C.J. Walker’s story is told at Radcliffe:

1 min read

Great-great-granddaughter tells it in ‘On Her Own Ground’

C.J. Walker's "Wonderful Hair
Madam C.J. Walker made her millions from hair products. (A’Lelia Bundles/Walker Family Collection)

Born on a Louisiana cotton plantation in 1867, orphaned at 7, married at 14, and widowed at 20, Madam C.J. Walker eventually became the nation’s first self-made female millionaire.

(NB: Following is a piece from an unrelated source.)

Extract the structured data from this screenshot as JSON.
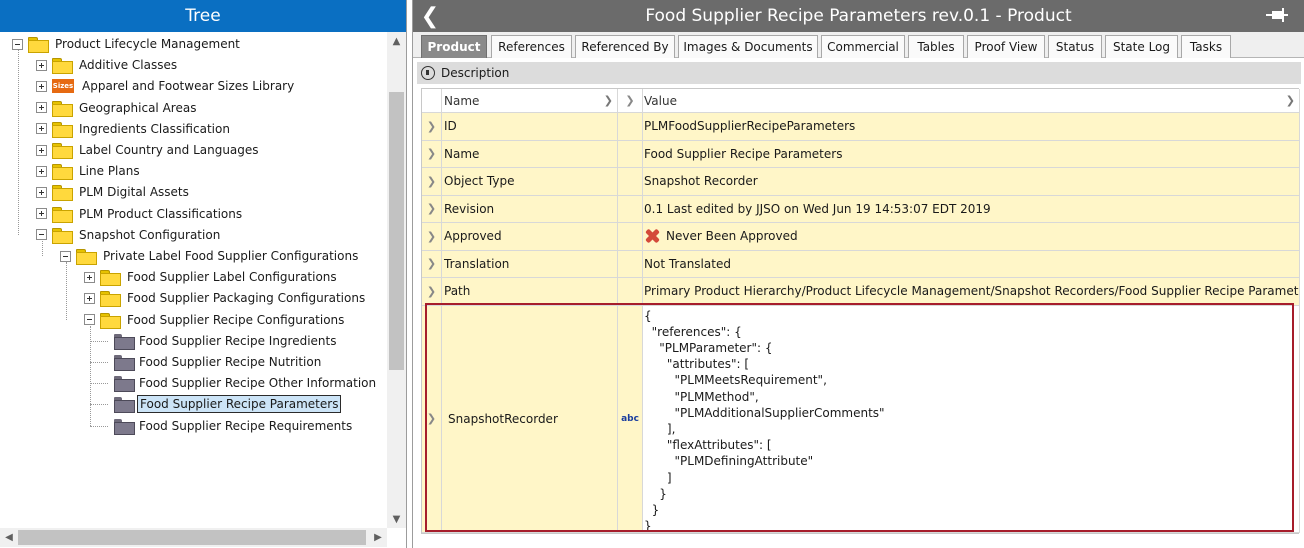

A legendary figure in African-American economic history, the former laundress made her fortune by building a business empire based on hair products for black women.

Walker’s great-great-granddaughter, A’Lelia Bundles ’74, board president of the Radcliffe Association, was recently feted at a gathering to celebrate the publication of her biography of her remarkable foremother, “On Her Own Ground: The Life and Times of Madam C.J. Walker” (Scribner, A Lisa Drew Book).

The gala celebration at the Charles Hotel, hosted by the Radcliffe Institute for Advanced Study at Harvard and the Radcliffe Association, featured such luminaries as newly appointed Radcliffe Dean Drew Gilpin Faust; Evelyn Higginbotham, professor of history and Afro-American studies; Florence Ladd, former director of the Bunting Fellowship Program at Radcliffe; and Alvin F. Poussaint, professor of psychiatry at the Medical School.